There is nothing extraordinary about this model. In fact, deploying an exchange in a data center gives exchange operators the greatest control of their entire infrastructure from network firewalls and switches to servers.
This control enables exchange infrastructure to be precision-calibrated to create the most reliable, consistent and performant (lowest absolute latency and variability in latency) experience, promoting fairness amongst market participants. Participants can, in turn, precision-tune their trading systems and automated trading strategies; market participants that host their trading infrastructure in a datacenter (vs. the cloud) benefit from the same level of control and precision tuning. This is a good thing.
In contrast, cloud-based exchanges have less control over their infrastructure managed by the cloud operator in a shared general-purpose environment, and as a result cannot yet achieve the same level of reliability and performance offered by data center hosted exchanges.
To illustrate, at the risk of getting into the technical weeds, a world-class data center-hosted exchange may offer round-trip latency in the sub-100 microseconds (millionths of a second) range with 99th percentile consistency and the capability to process millions of orders per second, all with 99.99 percent uptime.
Cloud-based exchanges, on the other hand, may offer latency in the tens or hundreds of milliseconds (a thousand times slower) with less reliability, consistency and throughput due to the vagaries of internet routing algorithms. Further, cloud-based exchanges may rotate the location of the system running their matching engine periodically from one cloud datacenter to another, introducing even greater latency and inconsistency.

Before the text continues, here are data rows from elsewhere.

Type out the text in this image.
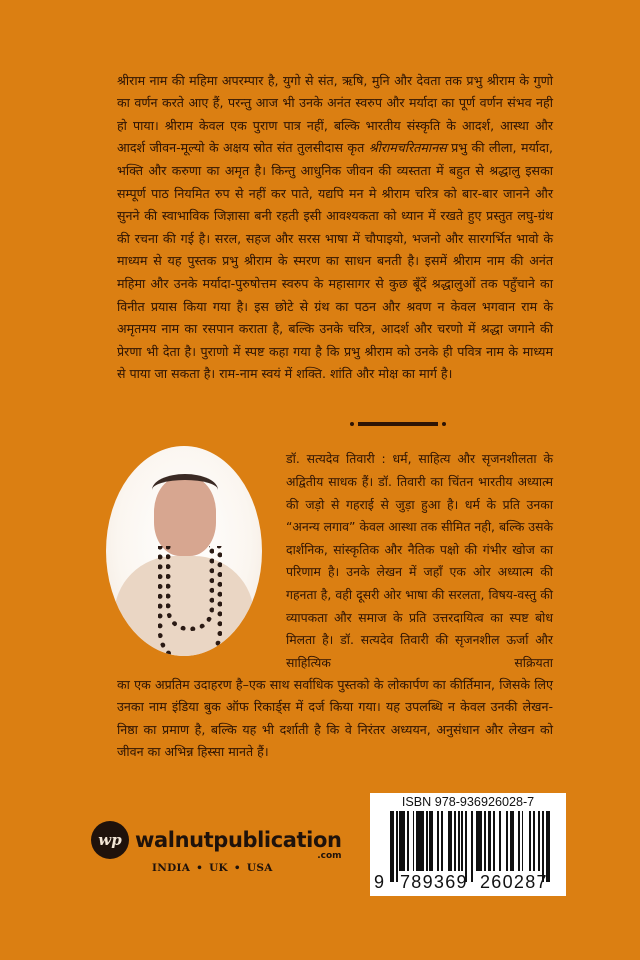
श्रीराम नाम की महिमा अपरम्पार है, युगो से संत, ऋषि, मुनि और देवता तक प्रभु श्रीराम के गुणो का वर्णन करते आए हैं, परन्तु आज भी उनके अनंत स्वरुप और मर्यादा का पूर्ण वर्णन संभव नही हो पाया। श्रीराम केवल एक पुराण पात्र नहीं, बल्कि भारतीय संस्कृति के आदर्श, आस्था और आदर्श जीवन-मूल्यो के अक्षय स्रोत संत तुलसीदास कृत श्रीरामचरितमानस प्रभु की लीला, मर्यादा, भक्ति और करुणा का अमृत है। किन्तु आधुनिक जीवन की व्यस्तता में बहुत से श्रद्धालु इसका सम्पूर्ण पाठ नियमित रुप से नहीं कर पाते, यद्यपि मन मे श्रीराम चरित्र को बार-बार जानने और सुनने की स्वाभाविक जिज्ञासा बनी रहती इसी आवश्यकता को ध्यान में रखते हुए प्रस्तुत लघु-ग्रंथ की रचना की गई है। सरल, सहज और सरस भाषा में चौपाइयो, भजनो और सारगर्भित भावो के माध्यम से यह पुस्तक प्रभु श्रीराम के स्मरण का साधन बनती है। इसमें श्रीराम नाम की अनंत महिमा और उनके मर्यादा-पुरुषोत्तम स्वरुप के महासागर से कुछ बूँदें श्रद्धालुओं तक पहुँचाने का विनीत प्रयास किया गया है। इस छोटे से ग्रंथ का पठन और श्रवण न केवल भगवान राम के अमृतमय नाम का रसपान कराता है, बल्कि उनके चरित्र, आदर्श और चरणो में श्रद्धा जगाने की प्रेरणा भी देता है। पुराणो में स्पष्ट कहा गया है कि प्रभु श्रीराम को उनके ही पवित्र नाम के माध्यम से पाया जा सकता है। राम-नाम स्वयं में शक्ति. शांति और मोक्ष का मार्ग है।

डॉ. सत्यदेव तिवारी : धर्म, साहित्य और सृजनशीलता के अद्वितीय साधक हैं। डॉ. तिवारी का चिंतन भारतीय अध्यात्म की जड़ो से गहराई से जुड़ा हुआ है। धर्म के प्रति उनका “अनन्य लगाव” केवल आस्था तक सीमित नही, बल्कि उसके दार्शनिक, सांस्कृतिक और नैतिक पक्षो की गंभीर खोज का परिणाम है। उनके लेखन में जहाँ एक ओर अध्यात्म की गहनता है, वही दूसरी ओर भाषा की सरलता, विषय-वस्तु की व्यापकता और समाज के प्रति उत्तरदायित्व का स्पष्ट बोध मिलता है। डॉ. सत्यदेव तिवारी की सृजनशील ऊर्जा और साहित्यिक सक्रियता

का एक अप्रतिम उदाहरण है–एक साथ सर्वाधिक पुस्तको के लोकार्पण का कीर्तिमान, जिसके लिए उनका नाम इंडिया बुक ऑफ रिकार्ड्स में दर्ज किया गया। यह उपलब्धि न केवल उनकी लेखन-निष्ठा का प्रमाण है, बल्कि यह भी दर्शाती है कि वे निरंतर अध्ययन, अनुसंधान और लेखन को जीवन का अभिन्न हिस्सा मानते हैं।

wp walnutpublication
.com
INDIA • UK • USA
ISBN 978-936926028-7
9 789369 260287
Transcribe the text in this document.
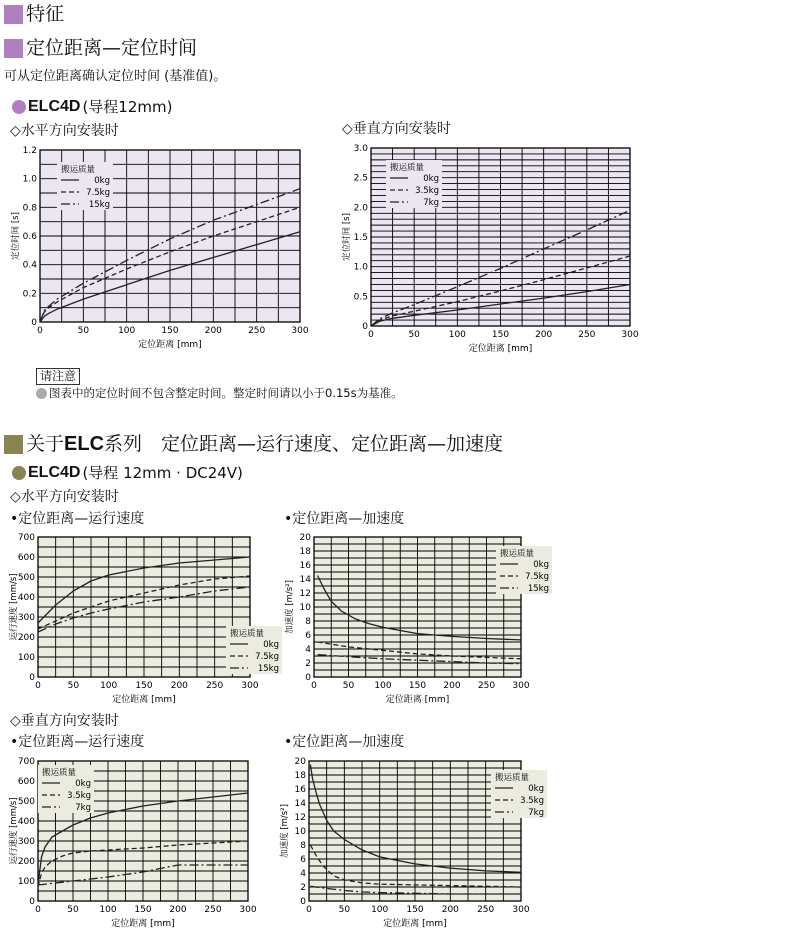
特征
定位距离—定位时间
可从定位距离确认定位时间 (基准值)。
ELC4D (导程12mm)
◇水平方向安装时	◇垂直方向安装时
0	50	100	150	200	250	300
0
0.2
0.4
0.6
0.8
1.0
1.2
定位距离 [mm]
定位时间 [s]
搬运质量
0kg
7.5kg
15kg
0	50	100	150	200	250	300
0
0.5
1.0
1.5
2.0
2.5
3.0
定位距离 [mm]
定位时间 [s]
搬运质量
0kg
3.5kg
7kg
请注意
图表中的定位时间不包含整定时间。整定时间请以小于0.15s为基准。
关于ELC系列　定位距离—运行速度、定位距离—加速度
ELC4D (导程 12mm · DC24V)
◇水平方向安装时
•定位距离—运行速度	•定位距离—加速度
0	50 100 150 200 250 300
0
100
200
300
400
500
600
700
定位距离 [mm]
运行速度 [mm/s]	搬运质量
0kg
7.5kg
15kg
0	50 100 150 200 250 300
0
2
4
6
8
10
12
14
16
18
20
定位距离 [mm]
加速度 [m/s²]
搬运质量
0kg
7.5kg
15kg
◇垂直方向安装时
•定位距离—运行速度	•定位距离—加速度
0	50 100 150 200 250 300
0
100
200
300
400
500
600
700
定位距离 [mm]
运行速度 [mm/s]
搬运质量
0kg
3.5kg
7kg
0	50 100 150 200 250 300
0
2
4
6
8
10
12
14
16
18
20
定位距离 [mm]
加速度 [m/s²]
搬运质量
0kg
3.5kg
7kg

Low and predictable latency enables market participants to better manage their risk and pricing algorithms to ensure their best possible quotes are posted to exchanges creating high quality liquidity. In contrast, long round-trip order/quote/trade times resulting from high, unpredictable latency do not allow participants to react as fast to rapidly evolving market conditions. To compensate, participants may quote wider markets and thinner liquidity.
The CoinDesk article implies that by hosting in the cloud, exchanges create a fairer access model and/or protect retail investors. In fact, wider spreads and thinner liquidity are a detriment to all investors. The article also overlooks the reality that clouds run in data centers, and latency-sensitive market participants can locate their automated trading systems within, or close to the cloud data centers with or without explicit approval from exchanges – essentially unsanctioned “colocation.”
These firms access cloud exchanges faster than other participants, just with less reliability and determinism than with a data center-hosted exchange.
Automated market making and arbitrage, both forms of “high frequency trading” strategies, contribute to higher quality liquidity and markets, and the performance offered by data center-hosted exchanges enables these strategies to better manage risk and react to fast-moving markets.
In conclusion, we believe that constructive automated strategies and data center-colocated exchanges provide fair and consistent market performance with benefits for all participants.